17日、東京渋谷のある小劇場で旧日本軍慰安婦被害者を題材にした映画『沈黙-立ち上がる慰安婦』の上映会が開かれた。戦争と慰安婦被害者を題材にして手掛けてきた在日韓国人2世のパク・スナム監督(82)の4作目の映画だ。


この映画は彼が30年近く集めてきた慰安婦被害者の証言と活動記録を編集して製作したものだ。パク監督は2015年、韓日慰安婦合意が妥結された後、映画を作らなければならないと決心したという。彼は「被害者の声に耳を傾けず、勝手に韓日慰安婦合意を締結したことに対する怒りでこの映画を作った」と話した。

117分間の映画には1990年代日本政府に謝罪と賠償を要求する被害者たちの闘争の歴史が生き生きと映されている。被害者は皇居の前に座り込んで泣き叫んだり、日本の政治家と前職軍人を相手に手に余る証言を吐き出したりもする。フィルムの場面一つひとつが記録であり歴史だ。慰安婦被害者の活動が韓国集会を中心に記録され、証言も最近では映像に保存し始めたことを考えると、意味深い映画だ。
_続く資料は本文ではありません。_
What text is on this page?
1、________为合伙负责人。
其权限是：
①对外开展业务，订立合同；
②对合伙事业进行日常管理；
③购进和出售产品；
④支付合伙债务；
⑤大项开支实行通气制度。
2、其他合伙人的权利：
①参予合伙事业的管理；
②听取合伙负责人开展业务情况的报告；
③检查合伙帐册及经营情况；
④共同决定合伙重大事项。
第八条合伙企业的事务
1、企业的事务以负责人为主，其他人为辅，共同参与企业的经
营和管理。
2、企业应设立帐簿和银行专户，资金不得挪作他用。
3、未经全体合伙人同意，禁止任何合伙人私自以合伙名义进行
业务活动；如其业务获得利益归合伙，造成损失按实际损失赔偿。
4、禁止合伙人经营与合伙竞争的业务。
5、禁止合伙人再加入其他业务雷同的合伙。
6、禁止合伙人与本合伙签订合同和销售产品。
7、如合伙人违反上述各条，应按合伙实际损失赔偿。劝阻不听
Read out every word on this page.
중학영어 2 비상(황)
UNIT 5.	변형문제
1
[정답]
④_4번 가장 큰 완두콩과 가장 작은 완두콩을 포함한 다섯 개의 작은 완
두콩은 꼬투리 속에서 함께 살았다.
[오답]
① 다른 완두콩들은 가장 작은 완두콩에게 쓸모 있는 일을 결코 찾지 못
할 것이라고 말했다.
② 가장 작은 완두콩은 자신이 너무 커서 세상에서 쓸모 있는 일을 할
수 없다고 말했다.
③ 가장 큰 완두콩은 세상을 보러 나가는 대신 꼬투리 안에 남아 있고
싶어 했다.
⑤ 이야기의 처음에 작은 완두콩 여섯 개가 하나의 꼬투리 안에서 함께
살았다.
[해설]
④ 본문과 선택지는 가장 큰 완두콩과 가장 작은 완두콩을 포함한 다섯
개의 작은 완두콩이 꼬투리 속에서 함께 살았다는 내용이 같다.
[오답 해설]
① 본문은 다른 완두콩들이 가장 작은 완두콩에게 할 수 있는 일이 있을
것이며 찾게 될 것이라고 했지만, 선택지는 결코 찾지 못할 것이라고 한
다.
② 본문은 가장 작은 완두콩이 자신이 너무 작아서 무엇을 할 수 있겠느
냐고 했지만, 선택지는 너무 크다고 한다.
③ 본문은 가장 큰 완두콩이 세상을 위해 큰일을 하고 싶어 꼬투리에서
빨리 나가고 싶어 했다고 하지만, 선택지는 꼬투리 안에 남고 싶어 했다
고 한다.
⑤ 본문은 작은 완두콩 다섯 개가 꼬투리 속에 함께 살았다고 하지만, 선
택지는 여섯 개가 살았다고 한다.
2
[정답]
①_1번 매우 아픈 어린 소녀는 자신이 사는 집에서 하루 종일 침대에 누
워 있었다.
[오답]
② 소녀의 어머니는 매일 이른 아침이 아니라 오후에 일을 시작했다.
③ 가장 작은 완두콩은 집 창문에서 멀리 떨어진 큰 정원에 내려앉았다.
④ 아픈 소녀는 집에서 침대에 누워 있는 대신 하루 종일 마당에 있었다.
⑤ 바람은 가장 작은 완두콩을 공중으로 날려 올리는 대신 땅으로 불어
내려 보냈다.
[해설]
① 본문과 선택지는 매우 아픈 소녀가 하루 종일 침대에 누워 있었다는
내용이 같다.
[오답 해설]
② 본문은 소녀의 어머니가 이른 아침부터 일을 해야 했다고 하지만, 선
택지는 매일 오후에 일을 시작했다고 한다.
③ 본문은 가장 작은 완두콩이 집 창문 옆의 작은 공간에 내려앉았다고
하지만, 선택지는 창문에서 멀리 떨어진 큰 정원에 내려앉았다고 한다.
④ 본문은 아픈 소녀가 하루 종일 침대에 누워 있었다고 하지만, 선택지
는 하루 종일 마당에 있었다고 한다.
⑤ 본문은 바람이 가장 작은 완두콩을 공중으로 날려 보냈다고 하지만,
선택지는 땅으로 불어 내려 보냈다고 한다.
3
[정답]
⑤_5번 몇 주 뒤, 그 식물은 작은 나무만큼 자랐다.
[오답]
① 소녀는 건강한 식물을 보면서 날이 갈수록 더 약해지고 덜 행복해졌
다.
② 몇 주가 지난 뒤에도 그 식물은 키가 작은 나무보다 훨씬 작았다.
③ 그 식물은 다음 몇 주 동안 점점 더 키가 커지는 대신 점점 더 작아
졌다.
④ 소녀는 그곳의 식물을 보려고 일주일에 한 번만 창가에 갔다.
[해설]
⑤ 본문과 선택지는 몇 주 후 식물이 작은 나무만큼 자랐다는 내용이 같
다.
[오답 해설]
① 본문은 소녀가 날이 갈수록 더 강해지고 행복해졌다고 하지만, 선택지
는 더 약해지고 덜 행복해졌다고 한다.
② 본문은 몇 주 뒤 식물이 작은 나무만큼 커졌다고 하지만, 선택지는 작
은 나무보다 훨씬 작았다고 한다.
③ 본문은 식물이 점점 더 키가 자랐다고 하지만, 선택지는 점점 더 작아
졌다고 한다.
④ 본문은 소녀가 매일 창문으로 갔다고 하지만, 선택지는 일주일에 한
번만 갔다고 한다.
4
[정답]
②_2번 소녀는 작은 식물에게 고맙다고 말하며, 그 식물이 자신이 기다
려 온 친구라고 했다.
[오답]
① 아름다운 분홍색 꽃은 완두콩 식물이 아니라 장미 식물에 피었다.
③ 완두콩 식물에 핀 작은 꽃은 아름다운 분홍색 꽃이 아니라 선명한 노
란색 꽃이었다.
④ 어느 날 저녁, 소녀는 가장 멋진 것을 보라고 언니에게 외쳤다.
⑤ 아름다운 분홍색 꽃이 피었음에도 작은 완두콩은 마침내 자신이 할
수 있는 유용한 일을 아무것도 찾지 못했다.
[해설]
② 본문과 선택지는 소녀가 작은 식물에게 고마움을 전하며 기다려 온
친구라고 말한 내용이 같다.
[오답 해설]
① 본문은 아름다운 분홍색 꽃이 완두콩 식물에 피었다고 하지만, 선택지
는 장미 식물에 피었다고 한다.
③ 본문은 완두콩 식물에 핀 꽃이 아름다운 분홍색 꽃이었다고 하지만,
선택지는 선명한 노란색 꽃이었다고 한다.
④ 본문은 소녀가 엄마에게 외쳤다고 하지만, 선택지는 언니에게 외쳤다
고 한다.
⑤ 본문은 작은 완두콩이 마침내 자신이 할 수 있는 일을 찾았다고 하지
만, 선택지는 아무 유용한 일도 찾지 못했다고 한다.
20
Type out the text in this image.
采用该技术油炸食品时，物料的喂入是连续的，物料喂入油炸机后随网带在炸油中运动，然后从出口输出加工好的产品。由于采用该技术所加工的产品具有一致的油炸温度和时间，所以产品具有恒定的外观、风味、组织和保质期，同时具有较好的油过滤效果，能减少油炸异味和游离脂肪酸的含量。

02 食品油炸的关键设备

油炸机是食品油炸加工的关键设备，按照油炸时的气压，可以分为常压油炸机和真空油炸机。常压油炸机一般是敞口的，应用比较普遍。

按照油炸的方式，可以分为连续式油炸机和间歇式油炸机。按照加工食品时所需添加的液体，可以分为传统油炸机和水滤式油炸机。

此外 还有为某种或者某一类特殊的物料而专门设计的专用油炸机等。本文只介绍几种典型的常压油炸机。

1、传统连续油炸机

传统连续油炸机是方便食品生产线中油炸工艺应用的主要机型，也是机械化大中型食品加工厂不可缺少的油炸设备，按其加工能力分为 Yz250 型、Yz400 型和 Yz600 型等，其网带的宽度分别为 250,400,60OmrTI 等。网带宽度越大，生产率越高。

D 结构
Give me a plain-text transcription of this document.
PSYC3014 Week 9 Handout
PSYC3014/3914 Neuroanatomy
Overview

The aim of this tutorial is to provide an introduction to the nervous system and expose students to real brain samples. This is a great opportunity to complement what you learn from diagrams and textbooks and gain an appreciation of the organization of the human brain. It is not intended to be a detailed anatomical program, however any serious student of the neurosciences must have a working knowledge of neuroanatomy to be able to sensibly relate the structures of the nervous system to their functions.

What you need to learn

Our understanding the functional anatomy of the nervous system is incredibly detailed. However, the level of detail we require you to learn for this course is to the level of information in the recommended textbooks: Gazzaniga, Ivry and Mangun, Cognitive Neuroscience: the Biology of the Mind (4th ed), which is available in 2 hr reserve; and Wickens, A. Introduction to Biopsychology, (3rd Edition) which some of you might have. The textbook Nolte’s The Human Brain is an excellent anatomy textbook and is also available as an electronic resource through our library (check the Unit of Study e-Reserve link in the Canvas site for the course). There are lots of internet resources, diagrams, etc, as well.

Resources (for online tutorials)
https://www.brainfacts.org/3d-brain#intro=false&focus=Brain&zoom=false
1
映画には6人の被害者が登場する。今年初め、文在寅(ムン・ジェイン)大統領の招待で青瓦台(チョンワデ、大統領府)を訪問した李玉善(イ・オクソン)さんもその1人だ。映画の中で被害者はまだ髪の毛が黒い60代だ。映画に出てくる被害者の中で現在生存している人は李玉善さんを含めてただ2人だけだ。被害者に「その時」の記憶を尋ねると最初は声が出ないので言えないという。あまりにも深いところに閉じ込めておいた記憶であるためだ。その沈黙を破って証言をした記録がこの映画だ。

パク監督は「お金がいくらかかっても記録だけは必ず後世に残すべきだと考えた。私たちが必ず知るべき我が民族の歴史だ。最後まで掘りおこして必ず責任者が誰なのかを明らかにしたいという確信で今まで生きてきた」と話した。

パク監督が慰安婦被害者に関する取材を始めたのは1989年にさかのぼる。慰安婦被害者のうち初めて被害事実を知らせた故ペ奉奇(ペ・ポンギ)さんのインタビューが入った映画『アリランのうた-オキナワからの証言』を1991年に発表した。この映画は日本国内で20万人の観客が見た。

パク監督は「韓国の若者たちにこの映画をたくさん見てほしい」と話した。彼は「慰安婦のことはもうほどほどにしてほしい、うんざりだという人々が多いということを知っている」とし「だが、私たち自らが歴史を忘れれば、このような事実があったとのことさえもなくなる可能性がある」として関心を呼びかけた。

『沈黙-立ち上がる慰安婦』はソウル国際女性映画祭、DMZ国際ドキュメンタリー映画祭でも上映された。日本では東京だけでなく、大阪、横浜などで小規模で上映される計画だ。

この日、映画を見たある日本人は「私は日本人でありながらも日本政府が今何をしているのか分からない。慰安婦被害者の声をなぜ聞かないのか」と話した。もう一人の観覧客は「人間として日本が犯した罪の重さを実感した。国家が必ず被害者に謝罪しなければならないと強く思った」と話した。

パク監督の今後の計画はこれまで撮影した記録をデジタル化して保存することだ。慰安婦被害者の記録だけでなく、軍艦島の強制連行、長崎被爆関連記録など30年間積み重ねた膨大な記録だ。フィルム分量が10万フィート(約30キロメートル)を超える。1フィートをデジタル化するのに2万円の費用がかかるという。韓国国家記録院と映像資料院と協議して政府に寄付する案も検討中だ。